Na tym etapie warto też sprecyzować, co to znaczy polski rezydent podatkowy. Termin ten odnosi się do osoby, która spełnia przynajmniej jedno z poniższych kryteriów:
- Posiada w Polsce centrum interesów życiowych (np. ma na terenie kraju najbliższą rodzinę, nieruchomości i inwestycje, prowadzi tu aktywność polityczną, społeczną lub kulturalną itp.), nawet jeśli na co dzień pracuje za granicą.
- Przebywa w kraju dłużej niż 183 dni w roku podatkowym.
Jeśli podatnik dzieli swoje życie po równo między dwa kraje, oba mogą chcieć uznać go za swojego rezydenta, a tym samym nałożyć na niego nieograniczony obowiązek podatkowy.

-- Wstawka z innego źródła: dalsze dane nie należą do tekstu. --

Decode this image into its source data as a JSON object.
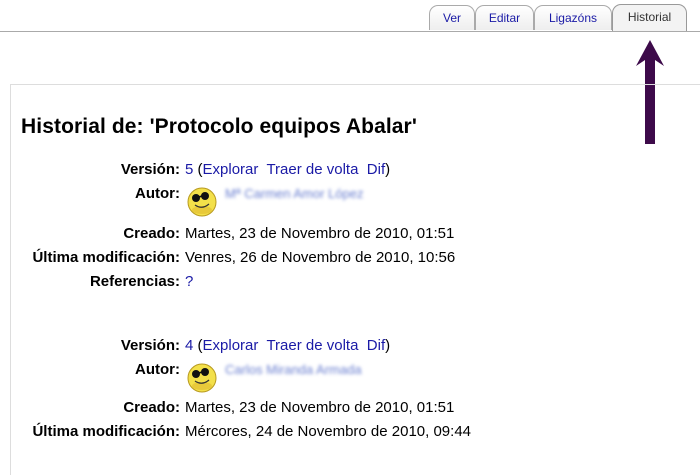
{
  "tabs": [
    {
      "label": "Ver"
    },
    {
      "label": "Editar"
    },
    {
      "label": "Ligazóns"
    },
    {
      "label": "Historial"
    }
  ],
  "page_title": "Historial de: 'Protocolo equipos Abalar'",
  "labels": {
    "version": "Versión:",
    "author": "Autor:",
    "created": "Creado:",
    "modified": "Última modificación:",
    "references": "Referencias:"
  },
  "actions": {
    "explore": "Explorar",
    "revert": "Traer de volta",
    "diff": "Dif"
  },
  "versions": [
    {
      "number": "5",
      "author": "Mª Carmen Amor López",
      "created": "Martes, 23 de Novembro de 2010, 01:51",
      "modified": "Venres, 26 de Novembro de 2010, 10:56",
      "references": "?"
    },
    {
      "number": "4",
      "author": "Carlos Miranda Armada",
      "created": "Martes, 23 de Novembro de 2010, 01:51",
      "modified": "Mércores, 24 de Novembro de 2010, 09:44"
    }
  ],
  "colors": {
    "link": "#1a1aa6",
    "annotation_arrow": "#3d0a4a"
  },
  "icons": {
    "avatar": "smiley-sunglasses-icon",
    "annotation": "arrow-up-icon"
  }
}
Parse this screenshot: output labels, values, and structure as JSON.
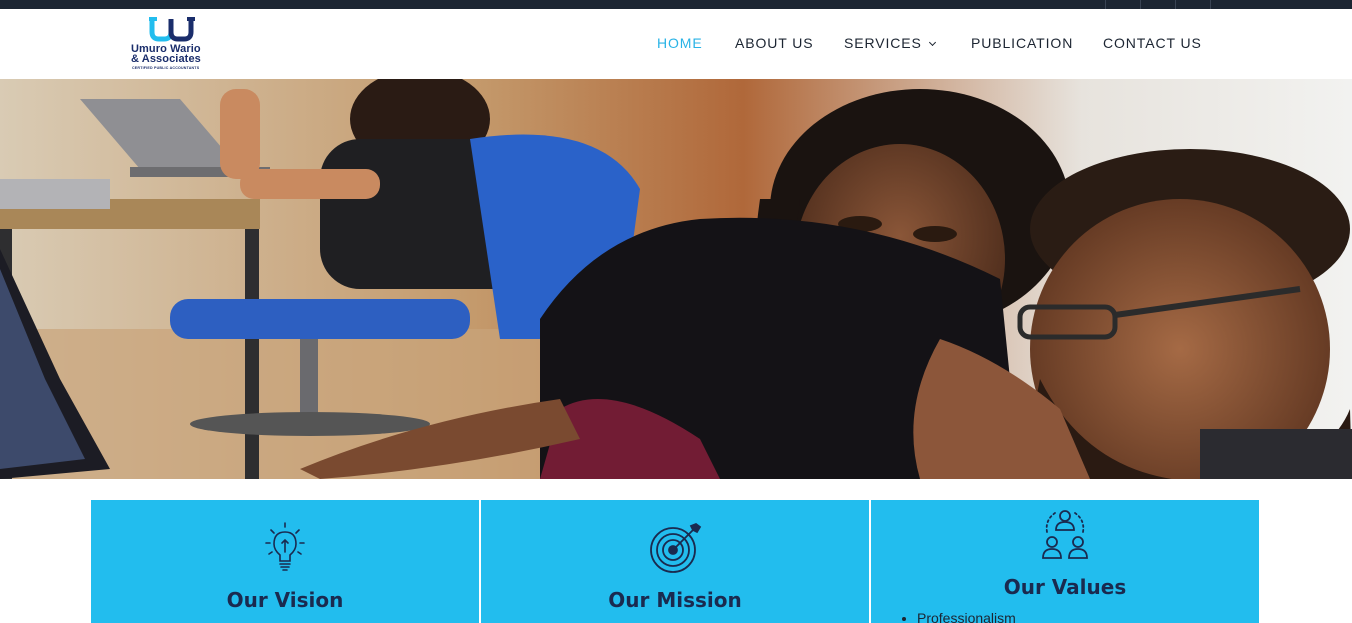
{
  "brand": {
    "name_line1": "Umuro Wario",
    "name_line2": "& Associates",
    "tagline": "CERTIFIED PUBLIC ACCOUNTANTS",
    "primary_color": "#22bdee",
    "dark_color": "#1a2d6b"
  },
  "nav": {
    "items": [
      {
        "label": "HOME",
        "active": true
      },
      {
        "label": "ABOUT US",
        "active": false
      },
      {
        "label": "SERVICES",
        "active": false,
        "has_dropdown": true
      },
      {
        "label": "PUBLICATION",
        "active": false
      },
      {
        "label": "CONTACT US",
        "active": false
      }
    ]
  },
  "hero": {
    "image": "team-working-at-computer-photo"
  },
  "cards": [
    {
      "title": "Our Vision",
      "icon": "lightbulb-icon"
    },
    {
      "title": "Our Mission",
      "icon": "target-icon"
    },
    {
      "title": "Our Values",
      "icon": "team-icon",
      "items": [
        "Professionalism"
      ]
    }
  ]
}
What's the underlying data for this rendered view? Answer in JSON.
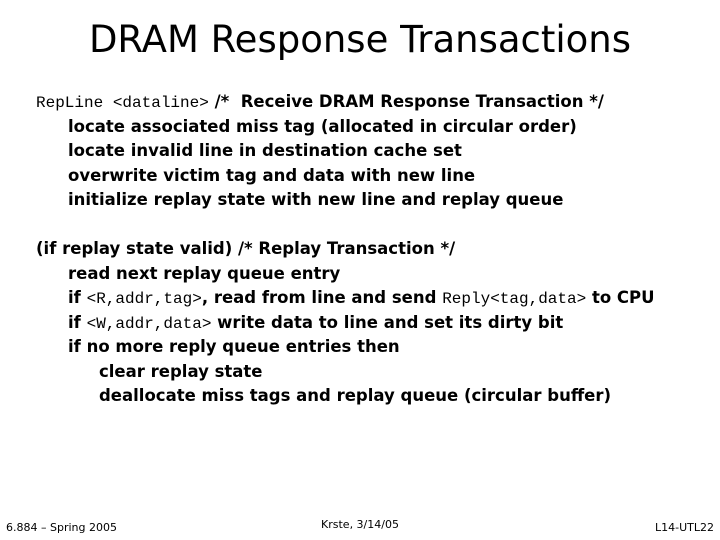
{
  "title": "DRAM Response Transactions",
  "section1": {
    "header_code": "RepLine <dataline>",
    "header_comment": " /*  Receive DRAM Response Transaction */",
    "lines": [
      "locate associated miss tag (allocated in circular order)",
      "locate invalid line in destination cache set",
      "overwrite victim tag and data with new line",
      "initialize replay state with new line and replay queue"
    ]
  },
  "section2": {
    "header": "(if replay state valid) /* Replay Transaction */",
    "line1": "read next replay queue entry",
    "line2_if": "if ",
    "line2_code": "<R,addr,tag>",
    "line2_mid": ", read from line and send ",
    "line2_code2": "Reply<tag,data>",
    "line2_end": " to CPU",
    "line3_if": "if ",
    "line3_code": "<W,addr,data>",
    "line3_end": " write data to line and set its dirty bit",
    "line4": "if no more reply queue entries then",
    "sub_lines": [
      "clear replay state",
      "deallocate miss tags and replay queue (circular buffer)"
    ]
  },
  "footer": {
    "left": "6.884 – Spring 2005",
    "center": "Krste, 3/14/05",
    "right": "L14-UTL22"
  }
}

Taka sytuacja jest jednak sprzeczna z prawem, więc – jeżeli państwa te zawarły między sobą umowę o unikaniu podwójnego opodatkowania – zastosowanie znajdą tak zwane reguły kolizyjne. Pozwalają one rozstrzygnąć, w którym kraju podatnik faktycznie posiada swoją rezydencję podatkową. W większości przypadków decyduje o tym jego centrum interesów życiowych.
Umowa o unikaniu podwójnego opodatkowania
Jak wspomniałem wyżej, umowa o unikaniu podwójnego opodatkowania, odgórnie ogranicza negatywne skutki sytuacji opisywanych w tym artykule. Dzięki temu dokumentowi polski rezydent podatkowy nie musi obawiać się obowiązku rozliczania dochodów w dwóch jurysdykcjach jednocześnie. Taką umowę Polska zawarła z ponad 90 krajami.
Umowy między krajami ustanawiają konkretne zasady dotyczące opodatkowania różnych rodzajów dochodów, takich jak:
- dochody uzyskiwane z pracy,
- dochody z działalności gospodarczej,
- dochody z nieruchomości,
- dochody z dywidend,
- dochody z odsetek i opłat licencyjnych.
W ramach tych porozumień strony ustalają, które państwo ma prawo do opodatkowania danego rodzaju dochodów i jakie odliczenia można stosować w celu unikania podwójnego opodatkowania.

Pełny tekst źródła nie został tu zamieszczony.